In the Society, towards 2025, the assessment of Arrupe’s beatification
On December 5, at the General Curia, Fr. Arturo Sosa and the staff of the Communications Office met with about forty journalists from international media that follow current events in the Church to exchange Christmas greetings and to present the latest news about the life of the Society of Jesus. The first focal point was the ten years since the reestablishment of the Apostolate of Prayer as the Pope’s World Prayer Network and the appointment of Fr. Cristóbal Fones as its new International Director, effective January 1, 2025. Fr. Fones recalled that in 2014 the Apostleship of Prayer underwent a significant transformation, initiated in 2010 by the then Superior General of the Society of Jesus, Fr. Adolfo Nicolás, who encouraged reflection on and deepening of this spiritual tradition. Fr. Fones explained that the network is an ecclesial and universal mission and, referring to the recent encyclical of Pope Francis, Dilexit Nos, he highlighted that the spirituality of the heart of Jesus is important in a world that has lost its heart, to transform us to build a more just and fraternal world in the face of contemporary challenges such as wars and socio-economic inequalities. In this sense, the Pope’s World Prayer Network offers a spiritual journey called The Way of the Heart, a path of interior transformation to live the mission of compassion that the world so desperately needs. It is a journey in nine stages inspired by the Spiritual Exercises of St. Ignatius.
“We accompany the Pope each month in discerning prayer intentions and more specific requests, during the Angelus or Wednesday audiences,” Fones said. The network also selects the Pope’s video, which since 2016 has reached more than 22 million people and has been officially translated into 23 languages. In 90 countries where the network is present, teams, magazines, brochures, drawings, activities are distributed to stimulate values and perspectives. This network not only distributes intentions, but it also provides some help in prayer with Click to pray, a simple tool to pray three times a day to open hearts and hands to others, to the world.

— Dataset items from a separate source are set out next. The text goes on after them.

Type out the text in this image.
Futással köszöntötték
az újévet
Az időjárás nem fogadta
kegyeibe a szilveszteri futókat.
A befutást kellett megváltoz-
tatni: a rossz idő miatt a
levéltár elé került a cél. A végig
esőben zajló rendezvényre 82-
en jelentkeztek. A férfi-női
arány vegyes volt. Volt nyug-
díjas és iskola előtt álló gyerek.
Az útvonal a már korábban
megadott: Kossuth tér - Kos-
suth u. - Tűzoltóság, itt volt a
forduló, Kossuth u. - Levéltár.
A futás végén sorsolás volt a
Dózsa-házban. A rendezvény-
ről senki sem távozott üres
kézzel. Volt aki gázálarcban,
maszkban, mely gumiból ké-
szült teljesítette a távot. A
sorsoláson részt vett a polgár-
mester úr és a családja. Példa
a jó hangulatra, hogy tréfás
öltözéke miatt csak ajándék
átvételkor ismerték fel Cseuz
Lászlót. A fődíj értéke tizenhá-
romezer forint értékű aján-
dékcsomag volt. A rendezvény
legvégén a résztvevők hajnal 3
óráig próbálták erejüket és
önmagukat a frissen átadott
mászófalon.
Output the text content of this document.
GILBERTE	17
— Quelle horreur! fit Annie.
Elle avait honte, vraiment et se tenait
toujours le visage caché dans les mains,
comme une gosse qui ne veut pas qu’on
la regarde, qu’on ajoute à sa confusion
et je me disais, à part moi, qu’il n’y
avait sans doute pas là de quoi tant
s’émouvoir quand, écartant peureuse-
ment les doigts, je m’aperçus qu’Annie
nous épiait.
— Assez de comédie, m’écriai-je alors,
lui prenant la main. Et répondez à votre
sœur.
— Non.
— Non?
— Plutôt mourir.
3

Formation journeys are available throughout the world through EYM, the Eucharistic Youth Movement.
The meeting also served to review the process of the beatification of Fr. Pedro Arrupe. Now that the diocesan phase of the process has been completed, Fr. Pascual Cebollada, Postulator General of the Society of Jesus stated, the documents will be sent to the Dicastery for the Causes of Saints to prepare the cause. The first step will be to write a documented biography based on the 10,000 pages selected from Fr. Arrupe’s unpublished writings from 1965 to 1983 and the approximately 70 oral testimonies received by the Vicariate. “It should be finished within two years. We have to offer an authentic image of Fr. Arrupe, which will explain the 11 virtues applied to the Servant of God. The 20 boxes of documents hold the key to why and for whom he lived a particular way. We are not only looking for the missionary, the man of governance, or the prophet he was, but the saint”. Fr. Federico Lombardi, also a postulator of Arrupe’s cause, recalled the Servant’s strong devotion to the Sacred Heart of Jesus.
John Dardis, who has moved from the Communications Office to begin his mission of Assistant, a work that is more in contact with the General (asof July 1, the Director of the Communications Office is Fr. Chukwuyenum Afiawari) , recalled two innovative projects that the Society has launched: in the Province of Spain, the project for the formation of facilitators for parish discernment, “a fundamental ministry in a Church that wants to move forward on the path of synodality”; and in India, a formation project for young adults leaving university, which pursues different paths, from beauty to prayer to solidarity with the poor.
In his final greeting, Fr. General recalled that “Fr. Nicolas spoke of ‘we, the General’ precisely to indicate that without those who support him, without a fraternal community, the General is nothing”. Today, Sosa said, the Jesuits are a minority, and all the work done is possible thanks to the many men and women who accompany the Society. Finally, these were his thoughts on the journey to Fr. Arrupe’s beatification: “I joined the Society after his election. It was a very cordial relationship. We call him the second founder of the Society”.